Notre première pensée est pour le pont ; regardant la structure, nous voyons qu'elle a repris sa position initiale. Nous nous précipitons alors sur la rive la plus proche où nous trouvons le MP qui était de garde au pont, un chauffeur et son véhicule... en l'occurrence un transporteur de tanks chargés de deux tanks légers ! C'est cette importante surcharge qui avait provoqué l'affaissement du pont. Celui-ci aurait probablement été détruit s'il n'y avait pas eu le pilier inachevé. Le chauffeur avait été terrifié lorsqu'il avait senti le pont s'affaisser. Le MP l'était tout autant, lui qui avait autorisé le chauffeur à engager le convoi sur le pont.

Le lieutenant Latchaw et moi, furieux, nous en prenons au MP. Celui-ci nous explique qu'il avait vu l'indication Cl 21 sur le tracteur et Cl 18 sur la remorque, ce qui est exact pour des véhicules non chargés. Mais avec les deux tanks sur la remorque, on était fort près de la Cl 70, soit près du double de la classe permise pour le pont de 150 pieds.

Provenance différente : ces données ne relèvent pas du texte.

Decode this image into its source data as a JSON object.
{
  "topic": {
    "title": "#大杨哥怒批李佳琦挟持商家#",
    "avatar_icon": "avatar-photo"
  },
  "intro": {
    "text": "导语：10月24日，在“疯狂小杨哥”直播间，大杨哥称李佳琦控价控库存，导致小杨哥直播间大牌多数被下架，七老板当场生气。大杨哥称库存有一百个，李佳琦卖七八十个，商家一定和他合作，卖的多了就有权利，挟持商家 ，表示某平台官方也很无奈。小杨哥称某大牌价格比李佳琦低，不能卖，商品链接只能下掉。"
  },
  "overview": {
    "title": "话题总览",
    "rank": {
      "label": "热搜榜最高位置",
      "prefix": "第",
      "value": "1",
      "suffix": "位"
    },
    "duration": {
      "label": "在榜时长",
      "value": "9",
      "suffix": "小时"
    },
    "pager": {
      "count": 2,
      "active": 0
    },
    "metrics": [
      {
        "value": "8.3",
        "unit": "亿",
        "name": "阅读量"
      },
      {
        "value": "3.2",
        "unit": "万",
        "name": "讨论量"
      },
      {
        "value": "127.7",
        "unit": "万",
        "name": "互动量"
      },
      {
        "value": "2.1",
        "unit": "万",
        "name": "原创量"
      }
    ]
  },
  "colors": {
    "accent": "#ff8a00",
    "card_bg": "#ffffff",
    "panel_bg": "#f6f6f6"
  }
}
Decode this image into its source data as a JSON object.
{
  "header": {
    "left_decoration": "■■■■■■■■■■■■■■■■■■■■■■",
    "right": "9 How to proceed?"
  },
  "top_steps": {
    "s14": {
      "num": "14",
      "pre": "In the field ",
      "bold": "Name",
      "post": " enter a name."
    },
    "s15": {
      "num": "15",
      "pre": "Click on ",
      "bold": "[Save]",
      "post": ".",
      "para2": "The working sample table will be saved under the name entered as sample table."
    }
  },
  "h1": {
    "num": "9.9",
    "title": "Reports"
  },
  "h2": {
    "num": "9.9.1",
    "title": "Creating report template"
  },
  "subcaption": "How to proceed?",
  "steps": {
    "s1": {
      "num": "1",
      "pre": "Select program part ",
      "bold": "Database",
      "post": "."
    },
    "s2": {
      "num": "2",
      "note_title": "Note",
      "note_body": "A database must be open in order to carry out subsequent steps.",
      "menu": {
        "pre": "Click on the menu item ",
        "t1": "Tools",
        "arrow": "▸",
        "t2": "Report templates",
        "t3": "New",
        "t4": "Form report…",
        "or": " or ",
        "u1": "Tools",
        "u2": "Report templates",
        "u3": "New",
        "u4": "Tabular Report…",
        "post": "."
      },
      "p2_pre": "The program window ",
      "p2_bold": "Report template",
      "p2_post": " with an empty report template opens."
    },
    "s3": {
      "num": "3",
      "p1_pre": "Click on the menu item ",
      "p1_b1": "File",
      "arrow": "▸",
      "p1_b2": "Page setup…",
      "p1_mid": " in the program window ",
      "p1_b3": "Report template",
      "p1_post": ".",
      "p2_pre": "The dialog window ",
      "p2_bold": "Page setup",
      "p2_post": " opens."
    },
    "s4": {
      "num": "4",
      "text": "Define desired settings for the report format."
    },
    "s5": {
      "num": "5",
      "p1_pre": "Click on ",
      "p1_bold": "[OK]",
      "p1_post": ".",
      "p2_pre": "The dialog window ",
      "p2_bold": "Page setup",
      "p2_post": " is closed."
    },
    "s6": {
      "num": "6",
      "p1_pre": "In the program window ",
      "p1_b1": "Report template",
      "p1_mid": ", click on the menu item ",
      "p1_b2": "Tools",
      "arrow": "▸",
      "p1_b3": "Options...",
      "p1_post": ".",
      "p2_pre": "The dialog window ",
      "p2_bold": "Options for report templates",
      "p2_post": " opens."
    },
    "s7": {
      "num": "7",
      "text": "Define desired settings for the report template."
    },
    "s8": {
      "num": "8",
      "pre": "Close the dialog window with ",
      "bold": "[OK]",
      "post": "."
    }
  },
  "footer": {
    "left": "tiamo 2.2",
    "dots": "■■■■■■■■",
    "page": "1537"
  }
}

Le coefficient de sécurité calculé par Sir W. Bailey pour son matériel s'était, heureusement, avéré suffisant, mais on ne saura jamais ce qui serait arrivé si le pilier inachevé n'avait pas arrêté l'affaissement du pont. Le MP fut remplacé par un homme du Génie pour le contrôle du trafic et le chauffeur reçut l'ordre d'indiquer correctement la classe de son véhicule chargé. Personne ne s'est inquiété de savoir si les deux tanks légers évacués appartenaient à l'unité de reconnaissance de cavalerie blindée qui nous avait aidés.

L'achèvement du pilier fut réalisé facilement et rapidement à l'aide de madriers, permettant ainsi au pont de supporter toutes les charges militaires.